Quando a exceção vira norma. Por Lygia Maria.

Deu ontem na Folha de S. Paulo (Opinião), e reproduzimos:

Usar o medo coletivo para suspender garantias individuais é ferramenta de regimes anti-democráticos

Quando a ministra Cármen Lúcia proferiu seu voto a favor da proibição da exibição de um documentário até o fim do segundo turno das eleições no ano passado, disse: “Eu vejo isso como uma situação excepcionalíssima”. A exceção era o pleito. Para protegê-lo, valia até ir contra a jurisprudência do STF e a Constituição, que impedem a censura.

Passados oito meses, a ideia de “excepcionalidade” foi usada pelo ministro Alexandre de Moraes para censurar Monark – ao ordenar o bloqueio de todas as contas das redes sociais do influencer, que havia feito críticas ao STF, ao TSE, e questionado a lisura das eleições.

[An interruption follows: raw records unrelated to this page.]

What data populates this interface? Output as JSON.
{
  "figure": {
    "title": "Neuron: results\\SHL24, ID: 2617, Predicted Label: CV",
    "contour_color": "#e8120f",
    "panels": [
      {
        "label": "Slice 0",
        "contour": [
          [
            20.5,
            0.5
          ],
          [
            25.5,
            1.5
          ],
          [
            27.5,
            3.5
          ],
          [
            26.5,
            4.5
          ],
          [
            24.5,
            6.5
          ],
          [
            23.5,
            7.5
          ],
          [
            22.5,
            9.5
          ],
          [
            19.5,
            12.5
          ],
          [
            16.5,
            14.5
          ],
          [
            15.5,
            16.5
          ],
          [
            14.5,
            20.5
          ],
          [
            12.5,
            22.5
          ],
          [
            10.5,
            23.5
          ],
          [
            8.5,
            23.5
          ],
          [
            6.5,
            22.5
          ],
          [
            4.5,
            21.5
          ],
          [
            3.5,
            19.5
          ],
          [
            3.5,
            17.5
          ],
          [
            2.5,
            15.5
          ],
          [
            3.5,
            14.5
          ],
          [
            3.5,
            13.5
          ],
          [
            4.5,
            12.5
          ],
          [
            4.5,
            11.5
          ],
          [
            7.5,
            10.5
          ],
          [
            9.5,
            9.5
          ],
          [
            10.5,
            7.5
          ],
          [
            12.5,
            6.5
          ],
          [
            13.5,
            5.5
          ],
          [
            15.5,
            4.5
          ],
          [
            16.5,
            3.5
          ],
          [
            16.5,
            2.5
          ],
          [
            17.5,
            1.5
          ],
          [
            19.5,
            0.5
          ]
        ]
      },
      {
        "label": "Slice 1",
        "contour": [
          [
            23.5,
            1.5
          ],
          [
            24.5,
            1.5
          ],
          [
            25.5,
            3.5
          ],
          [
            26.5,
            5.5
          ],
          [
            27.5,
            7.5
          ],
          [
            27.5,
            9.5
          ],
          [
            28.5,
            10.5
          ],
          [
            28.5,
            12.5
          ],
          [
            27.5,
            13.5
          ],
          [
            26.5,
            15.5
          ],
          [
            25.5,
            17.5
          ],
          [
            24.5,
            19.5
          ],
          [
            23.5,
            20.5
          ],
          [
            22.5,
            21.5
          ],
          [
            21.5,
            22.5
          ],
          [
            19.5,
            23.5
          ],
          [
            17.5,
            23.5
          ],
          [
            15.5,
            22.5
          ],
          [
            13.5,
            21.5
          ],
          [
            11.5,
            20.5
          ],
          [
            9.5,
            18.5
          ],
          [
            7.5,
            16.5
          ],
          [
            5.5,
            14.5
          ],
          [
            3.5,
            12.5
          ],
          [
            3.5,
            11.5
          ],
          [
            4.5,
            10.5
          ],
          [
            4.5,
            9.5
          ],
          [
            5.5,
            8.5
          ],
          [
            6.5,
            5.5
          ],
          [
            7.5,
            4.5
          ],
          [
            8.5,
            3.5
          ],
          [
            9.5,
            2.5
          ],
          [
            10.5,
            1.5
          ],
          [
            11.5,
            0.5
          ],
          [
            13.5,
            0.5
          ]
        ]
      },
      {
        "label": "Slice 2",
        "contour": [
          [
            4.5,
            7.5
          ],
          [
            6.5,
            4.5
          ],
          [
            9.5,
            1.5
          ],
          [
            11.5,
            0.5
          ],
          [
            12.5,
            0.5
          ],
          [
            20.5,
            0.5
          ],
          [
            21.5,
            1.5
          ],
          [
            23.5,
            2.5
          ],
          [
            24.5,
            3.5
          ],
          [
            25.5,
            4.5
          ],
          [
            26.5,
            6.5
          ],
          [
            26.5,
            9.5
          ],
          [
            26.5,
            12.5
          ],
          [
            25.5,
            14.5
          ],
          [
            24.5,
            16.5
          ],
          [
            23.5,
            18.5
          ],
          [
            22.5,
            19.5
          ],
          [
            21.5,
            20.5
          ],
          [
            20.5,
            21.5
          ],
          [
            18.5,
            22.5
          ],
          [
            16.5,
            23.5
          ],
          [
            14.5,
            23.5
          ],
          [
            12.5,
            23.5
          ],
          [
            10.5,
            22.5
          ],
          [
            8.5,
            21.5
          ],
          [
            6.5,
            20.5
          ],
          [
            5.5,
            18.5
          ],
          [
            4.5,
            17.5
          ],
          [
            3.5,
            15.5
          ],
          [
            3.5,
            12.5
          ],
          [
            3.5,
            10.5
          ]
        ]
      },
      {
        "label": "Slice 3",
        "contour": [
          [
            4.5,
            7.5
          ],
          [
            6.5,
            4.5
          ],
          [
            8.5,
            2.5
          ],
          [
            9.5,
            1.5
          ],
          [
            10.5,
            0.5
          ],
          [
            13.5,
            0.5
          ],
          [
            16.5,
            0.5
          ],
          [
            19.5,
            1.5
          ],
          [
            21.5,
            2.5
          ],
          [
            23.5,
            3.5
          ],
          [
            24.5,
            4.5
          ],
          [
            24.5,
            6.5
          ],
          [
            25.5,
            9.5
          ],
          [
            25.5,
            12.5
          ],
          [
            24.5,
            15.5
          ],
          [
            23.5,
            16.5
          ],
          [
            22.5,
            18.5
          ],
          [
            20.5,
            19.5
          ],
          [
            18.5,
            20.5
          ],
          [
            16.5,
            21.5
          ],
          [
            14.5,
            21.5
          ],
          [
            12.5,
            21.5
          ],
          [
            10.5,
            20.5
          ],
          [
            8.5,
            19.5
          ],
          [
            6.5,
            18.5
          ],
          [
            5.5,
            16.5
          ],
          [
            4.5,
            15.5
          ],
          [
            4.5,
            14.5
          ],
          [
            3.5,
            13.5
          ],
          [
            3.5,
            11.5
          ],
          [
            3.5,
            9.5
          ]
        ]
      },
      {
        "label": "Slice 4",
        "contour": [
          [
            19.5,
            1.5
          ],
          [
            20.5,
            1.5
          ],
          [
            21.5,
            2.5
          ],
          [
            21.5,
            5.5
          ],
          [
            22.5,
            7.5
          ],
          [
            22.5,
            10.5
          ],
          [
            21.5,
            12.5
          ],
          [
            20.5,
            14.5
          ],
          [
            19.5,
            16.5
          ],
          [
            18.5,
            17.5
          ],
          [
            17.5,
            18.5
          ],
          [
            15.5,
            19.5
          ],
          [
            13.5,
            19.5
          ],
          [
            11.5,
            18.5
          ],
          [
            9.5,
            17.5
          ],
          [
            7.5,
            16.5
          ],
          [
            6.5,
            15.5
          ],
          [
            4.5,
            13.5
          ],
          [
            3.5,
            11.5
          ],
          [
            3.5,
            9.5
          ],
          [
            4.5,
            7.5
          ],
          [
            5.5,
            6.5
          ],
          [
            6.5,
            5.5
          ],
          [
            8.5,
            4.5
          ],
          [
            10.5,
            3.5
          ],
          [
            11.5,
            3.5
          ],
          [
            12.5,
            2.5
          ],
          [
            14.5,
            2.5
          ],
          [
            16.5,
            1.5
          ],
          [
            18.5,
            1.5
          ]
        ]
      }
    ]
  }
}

A decisão diz que, para conter instigadores de atos antidemocráticos, é permitido “o afastamento excepcional de garantias individuais, que não podem ser usadas como escudo para atividades ilícitas”. Qual atividade? Difundir notícias falsas.

Ora, Monark não é jornalista e estava numa entrevista fazendo inferências. É opinião, não notícia. Opinião sempre tem lado e muitas estão erradas. Vamos criminalizá-las?

Ainda pior, criminalizar a partir de futurologia: tal opinião pode vir a incentivar um ato golpista sabe-se lá quando. Não é preciso apoiar as ilações de Monark para notar que a suspensão de garantias individuais nesses termos é um ato temerário.

Durante o pleito, o TSE cometeu alguns abusos com base no medo de que a democracia fosse solapada, e o STF parece ainda seguir essa linha – Alexandre de Moraes entregou sugestões para o PL das Fake News e, entre elas, estava a manutenção de métodos usados nas eleições.

Mas o medo é mau conselheiro. Em “Origens do Totalitarismo”, Hannah Arendt mostra como governos usam o medo coletivo, criando inimigos internos e externos, para consolidar poder e justificar repressões.

Não estamos numa ditadura, por óbvio, mas infringir a liberdade de expressão a partir do medo de uma abstração não é uma ferramenta democrática. O medo gera a excepcionalidade, e sempre há o risco do excepcional virar a norma.

Lygia Maria é mestre em Jornalismo pela Universidade Federal de Santa Catarina e doutora em Comunicação e Semiótica pela PUC-SP.